The C# developers, being pretty bright people, recognized that the above situation is actually fairly common — that in addition to garbage collection’s nondeterministic finalization, programs also often need a form of deterministic finalization to free scarce resources as soon as possible. To this end, they invented two concepts: the IDisposable interface and the using statement.

The IDisposable interface contains exactly one method: Dispose(). It is nothing but a cleanup method which uses a slightly more generic name than Close(). Many diverse objects implement IDisposable, from AsymmetricAlgorithm to Image to SqlConnection. A list of direct implementers of IDisposable in the .NET Class Library is here, but please note that it doesn’t include classes which indirectly implement IDisposable by having a parent (or grandparent, or great-grandparent…) class which is a direct implementer.

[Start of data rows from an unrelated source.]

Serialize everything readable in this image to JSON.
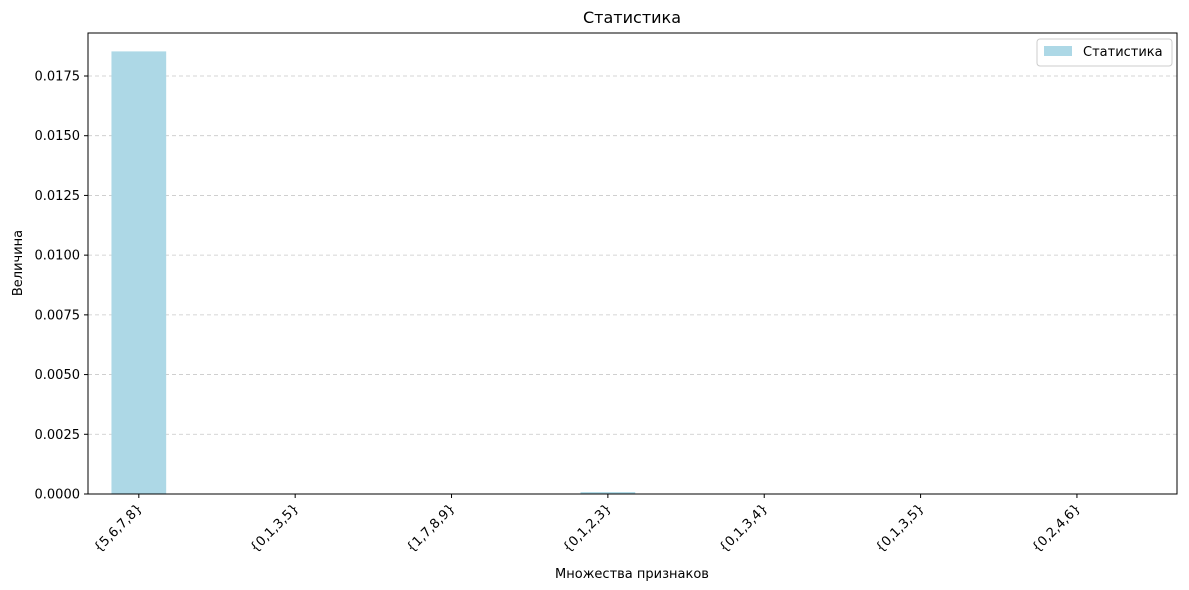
{
  "chart_data": {
    "type": "bar",
    "title": "Статистика",
    "xlabel": "Множества признаков",
    "ylabel": "Величина",
    "categories": [
      "{5,6,7,8}",
      "{0,1,3,5}",
      "{1,7,8,9}",
      "{0,1,2,3}",
      "{0,1,3,4}",
      "{0,1,3,5}",
      "{0,2,4,6}"
    ],
    "series": [
      {
        "name": "Статистика",
        "values": [
          0.01853,
          0.0,
          0.0,
          8e-05,
          0.0,
          0.0,
          0.0
        ],
        "color": "#add8e6"
      }
    ],
    "ylim": [
      0,
      0.0193
    ],
    "yticks": [
      0.0,
      0.0025,
      0.005,
      0.0075,
      0.01,
      0.0125,
      0.015,
      0.0175
    ],
    "ytick_labels": [
      "0.0000",
      "0.0025",
      "0.0050",
      "0.0075",
      "0.0100",
      "0.0125",
      "0.0150",
      "0.0175"
    ],
    "grid": "y-dashed",
    "legend": "top-right"
  }
}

The using statement is basically nothing but syntactic sugar, as

1
2
3
4


using (FileStream fs = File.Open(filename, FileMode.Create, FileAccess.Write))
{
    ... do work with fs
}

… is more-or-less short for

 1
 2
 3
 4
 5
 6
 7
 8
 9
10
11
12
13


FileStream fs = null;
try
{
    fs = File.Open(filename, FileMode.Create, FileAccess.Write);
    ... do work with fs
}
finally
{
    if (fs != null)
    {
        ((IDisposable) fs).Dispose();
    }
}

The cast in the code fragment ((IDisposable) fs).Dispose(); is necessary because it is possible in C# to implement interface methods which are only exposed via that particular interface and not by the implementing class (see here). In other words, the following code won’t compile:

1
2
3
4
5
6
7


class A : IDisposable
{
    void IDisposable.Dispose() { ... }
}

A a = new A();
a.Dispose();

… whereas if you replace a.Dispose() with ((IDisposable) a).Dispose(); it will. This was likely added to allow a class to implement two separate interfaces which have a method with an identical name and signature.

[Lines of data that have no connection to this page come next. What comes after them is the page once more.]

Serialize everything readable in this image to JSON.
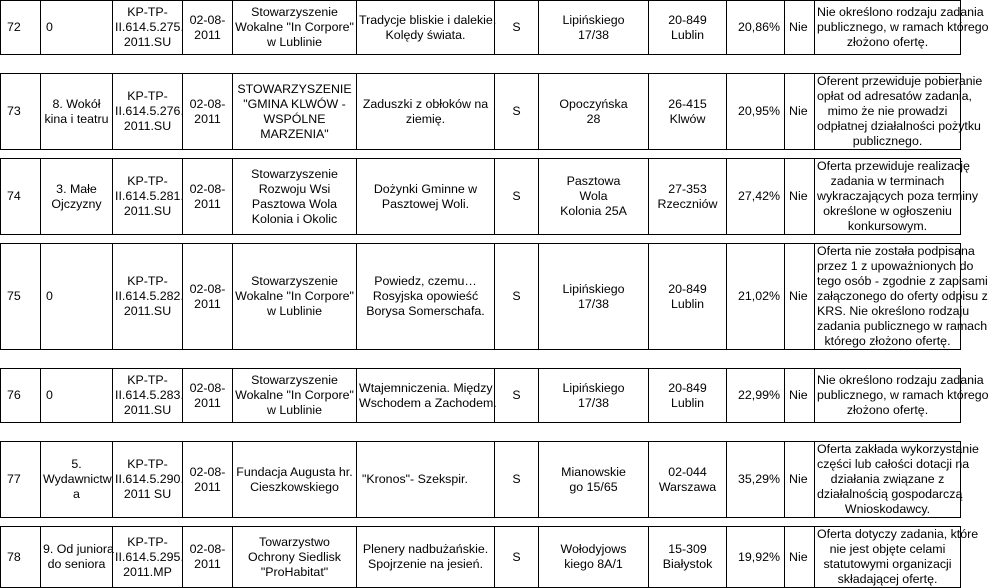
{
  "rows": [
    {
      "lp": "72",
      "lp_extra": "0",
      "area": "",
      "id": [
        "KP-TP-",
        "II.614.5.275.",
        "2011.SU"
      ],
      "date": [
        "02-08-",
        "2011"
      ],
      "org": [
        "Stowarzyszenie",
        "Wokalne \"In Corpore\"",
        "w Lublinie"
      ],
      "title": [
        "Tradycje bliskie i dalekie.",
        "Kolędy świata."
      ],
      "status": "S",
      "address": [
        "Lipińskiego",
        "17/38"
      ],
      "city": [
        "20-849",
        "Lublin"
      ],
      "pct": "20,86%",
      "decision": "Nie",
      "note": [
        "Nie określono rodzaju zadania",
        "publicznego, w ramach którego",
        "złożono ofertę."
      ]
    },
    {
      "lp": "73",
      "lp_extra": "",
      "area": [
        "8. Wokół",
        "kina i teatru"
      ],
      "id": [
        "KP-TP-",
        "II.614.5.276.",
        "2011.SU"
      ],
      "date": [
        "02-08-",
        "2011"
      ],
      "org": [
        "STOWARZYSZENIE",
        "\"GMINA KLWÓW -",
        "WSPÓLNE",
        "MARZENIA\""
      ],
      "title": [
        "Zaduszki z obłoków na",
        "ziemię."
      ],
      "status": "S",
      "address": [
        "Opoczyńska",
        "28"
      ],
      "city": [
        "26-415",
        "Klwów"
      ],
      "pct": "20,95%",
      "decision": "Nie",
      "note": [
        "Oferent przewiduje pobieranie",
        "opłat od adresatów zadania,",
        "mimo że nie prowadzi",
        "odpłatnej działalności pożytku",
        "publicznego."
      ]
    },
    {
      "lp": "74",
      "lp_extra": "",
      "area": [
        "3. Małe",
        "Ojczyzny"
      ],
      "id": [
        "KP-TP-",
        "II.614.5.281.",
        "2011.SU"
      ],
      "date": [
        "02-08-",
        "2011"
      ],
      "org": [
        "Stowarzyszenie",
        "Rozwoju Wsi",
        "Pasztowa Wola",
        "Kolonia i Okolic"
      ],
      "title": [
        "Dożynki Gminne w",
        "Pasztowej Woli."
      ],
      "status": "S",
      "address": [
        "Pasztowa",
        "Wola",
        "Kolonia 25A"
      ],
      "city": [
        "27-353",
        "Rzeczniów"
      ],
      "pct": "27,42%",
      "decision": "Nie",
      "note": [
        "Oferta przewiduje realizację",
        "zadania w terminach",
        "wykraczających poza terminy",
        "określone w ogłoszeniu",
        "konkursowym."
      ]
    },
    {
      "lp": "75",
      "lp_extra": "0",
      "area": "",
      "id": [
        "KP-TP-",
        "II.614.5.282.",
        "2011.SU"
      ],
      "date": [
        "02-08-",
        "2011"
      ],
      "org": [
        "Stowarzyszenie",
        "Wokalne \"In Corpore\"",
        "w Lublinie"
      ],
      "title": [
        "Powiedz, czemu…",
        "Rosyjska opowieść",
        "Borysa Somerschafa."
      ],
      "status": "S",
      "address": [
        "Lipińskiego",
        "17/38"
      ],
      "city": [
        "20-849",
        "Lublin"
      ],
      "pct": "21,02%",
      "decision": "Nie",
      "note": [
        "Oferta nie została podpisana",
        "przez 1 z upoważnionych do",
        "tego osób - zgodnie z zapisami",
        "załączonego do oferty odpisu z",
        "KRS. Nie określono rodzaju",
        "zadania publicznego w ramach",
        "którego złożono ofertę."
      ]
    },
    {
      "lp": "76",
      "lp_extra": "0",
      "area": "",
      "id": [
        "KP-TP-",
        "II.614.5.283.",
        "2011.SU"
      ],
      "date": [
        "02-08-",
        "2011"
      ],
      "org": [
        "Stowarzyszenie",
        "Wokalne \"In Corpore\"",
        "w Lublinie"
      ],
      "title": [
        "Wtajemniczenia. Między",
        "Wschodem a Zachodem."
      ],
      "status": "S",
      "address": [
        "Lipińskiego",
        "17/38"
      ],
      "city": [
        "20-849",
        "Lublin"
      ],
      "pct": "22,99%",
      "decision": "Nie",
      "note": [
        "Nie określono rodzaju zadania",
        "publicznego, w ramach którego",
        "złożono ofertę."
      ]
    },
    {
      "lp": "77",
      "lp_extra": "",
      "area": [
        "5.",
        "Wydawnictw",
        "a"
      ],
      "id": [
        "KP-TP-",
        "II.614.5.290.",
        "2011 SU"
      ],
      "date": [
        "02-08-",
        "2011"
      ],
      "org": [
        "Fundacja Augusta hr.",
        "Cieszkowskiego"
      ],
      "title": [
        "\"Kronos\"- Szekspir."
      ],
      "status": "S",
      "address": [
        "Mianowskie",
        "go 15/65"
      ],
      "city": [
        "02-044",
        "Warszawa"
      ],
      "pct": "35,29%",
      "decision": "Nie",
      "note": [
        "Oferta zakłada wykorzystanie",
        "części lub całości dotacji na",
        "działania związane z",
        "działalnością gospodarczą",
        "Wnioskodawcy."
      ]
    },
    {
      "lp": "78",
      "lp_extra": "",
      "area": [
        "9. Od juniora",
        "do seniora"
      ],
      "id": [
        "KP-TP-",
        "II.614.5.295.",
        "2011.MP"
      ],
      "date": [
        "02-08-",
        "2011"
      ],
      "org": [
        "Towarzystwo",
        "Ochrony Siedlisk",
        "\"ProHabitat\""
      ],
      "title": [
        "Plenery nadbużańskie.",
        "Spojrzenie na jesień."
      ],
      "status": "S",
      "address": [
        "Wołodyjows",
        "kiego 8A/1"
      ],
      "city": [
        "15-309",
        "Białystok"
      ],
      "pct": "19,92%",
      "decision": "Nie",
      "note": [
        "Oferta dotyczy zadania, które",
        "nie jest objęte celami",
        "statutowymi organizacji",
        "składającej ofertę."
      ]
    }
  ]
}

People familiar with C++ may note, as Herb Sutter did, that using and IDisposable are little but a more verbose (and perhaps uglier) form of a C++ destructor. Furthermore, since a C++ destructor is automatically executed (whether upon block exit for stack-based objects or upon delete for heap-based objects), whereas Dispose() must be explicitly invoked, one is much less likely to forget to call a C++ destructor (i.e. essentially never unless one leaks memory). This is important because it is usually bad to forget to call Dispose() for any objects which implement IDisposable once you are done with them. (By the way, Anders Hejlsberg, I wouldn’t mind a construct in C# which provides for automatically calling Dispose() at block-end; it would help eliminate using’s verbosity.)

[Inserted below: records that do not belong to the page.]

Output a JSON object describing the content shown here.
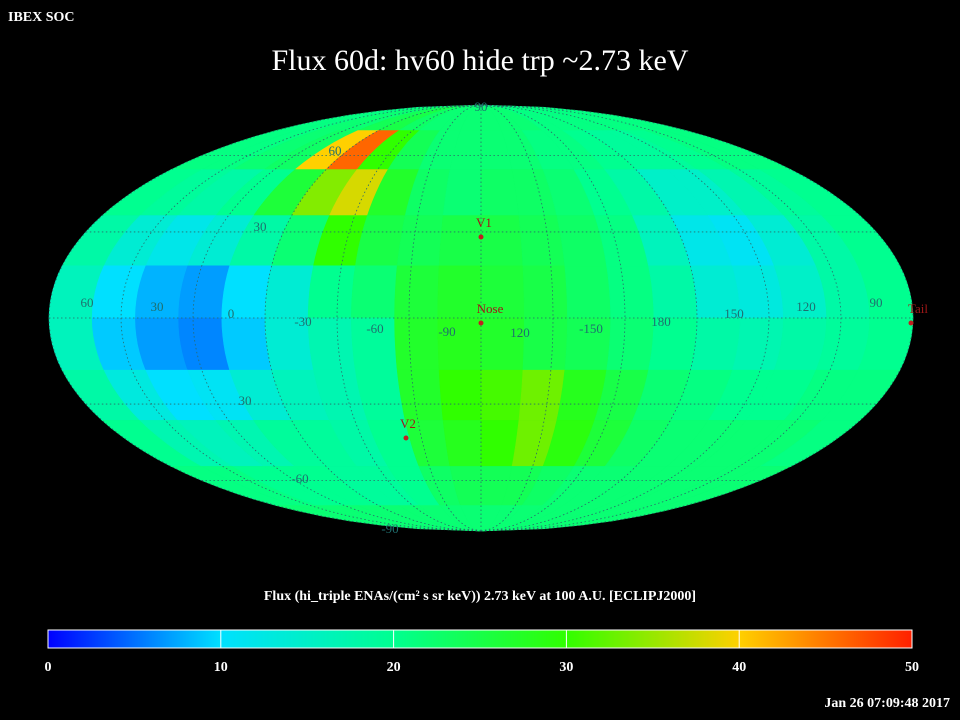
{
  "header": "IBEX SOC",
  "chart_data": {
    "type": "mollweide_heatmap",
    "title": "Flux   60d: hv60 hide trp ~2.73 keV",
    "values": [
      [
        21,
        21,
        22,
        22,
        24,
        25,
        23,
        22,
        22,
        22,
        22,
        22,
        22,
        21,
        21,
        21,
        21,
        21,
        21,
        21
      ],
      [
        21,
        21,
        22,
        23,
        40,
        46,
        30,
        24,
        22,
        22,
        22,
        22,
        21,
        21,
        20,
        19,
        19,
        20,
        21,
        21
      ],
      [
        20,
        19,
        18,
        20,
        26,
        34,
        38,
        27,
        23,
        22,
        23,
        23,
        22,
        20,
        18,
        15,
        15,
        17,
        19,
        20
      ],
      [
        18,
        14,
        12,
        14,
        18,
        22,
        30,
        25,
        24,
        25,
        25,
        24,
        23,
        21,
        16,
        12,
        11,
        14,
        18,
        20
      ],
      [
        16,
        10,
        8,
        7,
        10,
        14,
        20,
        22,
        26,
        27,
        26,
        25,
        23,
        21,
        18,
        14,
        13,
        15,
        18,
        20
      ],
      [
        16,
        9,
        7,
        6,
        9,
        14,
        17,
        19,
        27,
        28,
        27,
        25,
        24,
        22,
        20,
        18,
        17,
        18,
        19,
        20
      ],
      [
        18,
        13,
        10,
        11,
        14,
        16,
        17,
        19,
        27,
        30,
        31,
        33,
        28,
        25,
        22,
        21,
        20,
        20,
        21,
        21
      ],
      [
        20,
        17,
        16,
        17,
        19,
        19,
        18,
        20,
        26,
        28,
        30,
        33,
        29,
        26,
        23,
        22,
        22,
        22,
        22,
        21
      ],
      [
        21,
        21,
        20,
        20,
        20,
        19,
        19,
        20,
        23,
        24,
        24,
        24,
        23,
        22,
        22,
        22,
        22,
        22,
        22,
        22
      ],
      [
        22,
        22,
        22,
        22,
        22,
        22,
        22,
        22,
        22,
        22,
        22,
        22,
        22,
        22,
        22,
        22,
        22,
        22,
        22,
        22
      ]
    ],
    "graticule_labels": [
      "90",
      "60",
      "30",
      "30",
      "-60",
      "-90",
      "60",
      "30",
      "0",
      "-30",
      "-60",
      "-90",
      "120",
      "-150",
      "180",
      "150",
      "120",
      "90"
    ],
    "markers": [
      "V1",
      "Nose",
      "V2",
      "Tail"
    ],
    "colorbar": {
      "label": "Flux (hi_triple ENAs/(cm² s sr keV))  2.73 keV at 100 A.U. [ECLIPJ2000]",
      "lim": [
        0,
        50
      ],
      "ticks": [
        0,
        10,
        20,
        30,
        40,
        50
      ],
      "colors": [
        "#0000ff",
        "#00e0ff",
        "#00ff90",
        "#30ff00",
        "#ffd000",
        "#ff2000"
      ]
    }
  },
  "timestamp": "Jan 26 07:09:48 2017"
}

In my upcoming posts, I will discuss some guidelines for writing classes which implement IDisposable and then describe and demonstrate some useful classes which I have written that implement IDisposable.

Footnotes

If you are interested as to how the .NET garbage collector works, read the article Garbage Collector Basics and Performance Hints on MSDN.
Savvy readers may be aware that many garbage collected languages provide a way for the programmer to force (more like strongly suggest) that a garbage collection happen at this instant — such as .NET’s GC.Collect() method3.
Extremely savvy readers may be aware that in general calling the GC.Collect() method is a bad idea.
File locking isn’t the only reason to worry about nondeterministic finalization of FileStream objects. Another concern is the fact that FileStream performs buffering, and the data won’t be flushed unless Flush(), Close(), or Dispose() is called. Therefore, if you were to open up a file for writing with the permissive FileShare.Read flag (which probably isn’t a good idea in most cases), there’s a high probability that readers will see incomplete data until the aforementioned functions are called (either explicitly or through a form of deterministic finalization).
I used the example of file locking because it is close to heart. At a previous job I had to deal with the problem of a coworker inadvertently holding onto locks in perpetuity in a daemon process quite a few times. I presume the problem related to not closing the file when exceptions were thrown (otherwise it would have happened more often). Unfortunately the code was apparently poorly designed or not understood and the program was not fixed; instead the solution was to reboot the machine. Yow.